In this action of slander plaintiff recovered a verdict for flOO. Defendant, having presented a point for binding instructions at the trial, moves for judgment n. o. v., for the reason that the alleged slanderous words set forth in the statement were not proved to have been spoken by defendant. The words in the statement are set forth in English. The words uttered were in Polish.
In actions of slander, the words must be specifically set forth in the statement in the language in which they were spoken: Yundt v. Yundt, 12 S. & R. 427, 428, where Mr. Justice Gibson said: “But what is still stronger, and indeed conclusive, is the rule in relation to words uttered in a foreign language, which, it is well settled, must be set out in the language in which they were spoken, together with an averment that they were understood by the bystanders. Now, whatever doubt may have been entertained whether a translation of them should not also be given in the declaration, there has been no doubt at all, that the original words must be laid as they were spoken.” This was followed in Rahauser v. Schwerger Barth, 3 Watts, 28, where an amendment was permitted at the trial. The same general rule was followed in Trianovski v. Kleinschmidt, 20 W. N. C. 296.
Any amendment of the statement changing the language set forth should be made at or before the trial, to enable a defendant to meet the amended averment.

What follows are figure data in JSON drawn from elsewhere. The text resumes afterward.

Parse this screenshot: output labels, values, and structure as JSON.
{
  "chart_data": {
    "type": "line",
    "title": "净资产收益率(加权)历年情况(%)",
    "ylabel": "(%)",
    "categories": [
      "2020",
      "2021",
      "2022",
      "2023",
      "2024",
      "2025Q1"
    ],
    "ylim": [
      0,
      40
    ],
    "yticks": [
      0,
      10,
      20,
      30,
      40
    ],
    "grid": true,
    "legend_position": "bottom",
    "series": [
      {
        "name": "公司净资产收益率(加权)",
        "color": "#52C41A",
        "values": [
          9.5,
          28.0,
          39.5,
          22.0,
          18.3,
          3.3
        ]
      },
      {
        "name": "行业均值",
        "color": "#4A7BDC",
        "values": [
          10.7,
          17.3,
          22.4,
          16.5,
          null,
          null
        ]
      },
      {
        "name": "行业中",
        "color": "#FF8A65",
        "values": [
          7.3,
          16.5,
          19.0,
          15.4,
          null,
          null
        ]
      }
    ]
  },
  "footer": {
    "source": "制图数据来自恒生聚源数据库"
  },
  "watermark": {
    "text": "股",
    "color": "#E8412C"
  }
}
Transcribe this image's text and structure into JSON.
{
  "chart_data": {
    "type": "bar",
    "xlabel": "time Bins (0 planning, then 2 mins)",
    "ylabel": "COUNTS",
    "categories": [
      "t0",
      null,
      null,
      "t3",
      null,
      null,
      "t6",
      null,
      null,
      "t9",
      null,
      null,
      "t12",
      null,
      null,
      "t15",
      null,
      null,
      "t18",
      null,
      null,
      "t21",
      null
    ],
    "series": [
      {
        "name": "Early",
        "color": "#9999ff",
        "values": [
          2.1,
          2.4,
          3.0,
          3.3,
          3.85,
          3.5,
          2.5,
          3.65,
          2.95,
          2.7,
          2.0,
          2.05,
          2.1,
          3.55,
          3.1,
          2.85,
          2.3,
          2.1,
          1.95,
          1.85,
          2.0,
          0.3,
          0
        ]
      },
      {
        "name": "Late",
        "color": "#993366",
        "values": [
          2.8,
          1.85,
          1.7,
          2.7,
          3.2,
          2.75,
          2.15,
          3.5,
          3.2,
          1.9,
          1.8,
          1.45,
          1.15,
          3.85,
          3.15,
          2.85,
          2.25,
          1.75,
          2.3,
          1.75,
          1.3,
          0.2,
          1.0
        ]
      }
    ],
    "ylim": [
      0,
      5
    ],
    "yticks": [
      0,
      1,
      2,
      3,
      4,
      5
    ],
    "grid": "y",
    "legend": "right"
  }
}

The allegation in the statement in this case is that on Nov. 24, 1926, the defendant used the words, “that plaintiff’s husband had caught plaintiff in the act of having sexual intercourse with one Cazamir Fuss at plaintiff’s home, 4527 Gaul Street, five years ago, and that plaintiff’s husband had a terrible row with plaintiff and said Cazamir Fuss at that time,” and that on Jan. 30, 1927, the words averred to have been uttered are, “that plaintiff has had sexual intercourse with Cazamir Fuss at 4527 Gaul Street, five years ago, *719and that plaintiff and Puss were caught by plaintiff’s husband, who thereupon made a terrible commotion.”
The proofs and interpretations of the witnesses do not meet these charges. The translation of what is alleged to have been said on Jan. 30th do not mention the words “sexual intercourse” as having been used.
It would be dangerous to permit such a variance between the words proved and those alleged to have been spoken.
And now, to wit, Sept. 16, 1929, judgment n. o. v. is entered in favor of defendant. An exception to this action of the court is noted for plaintiff.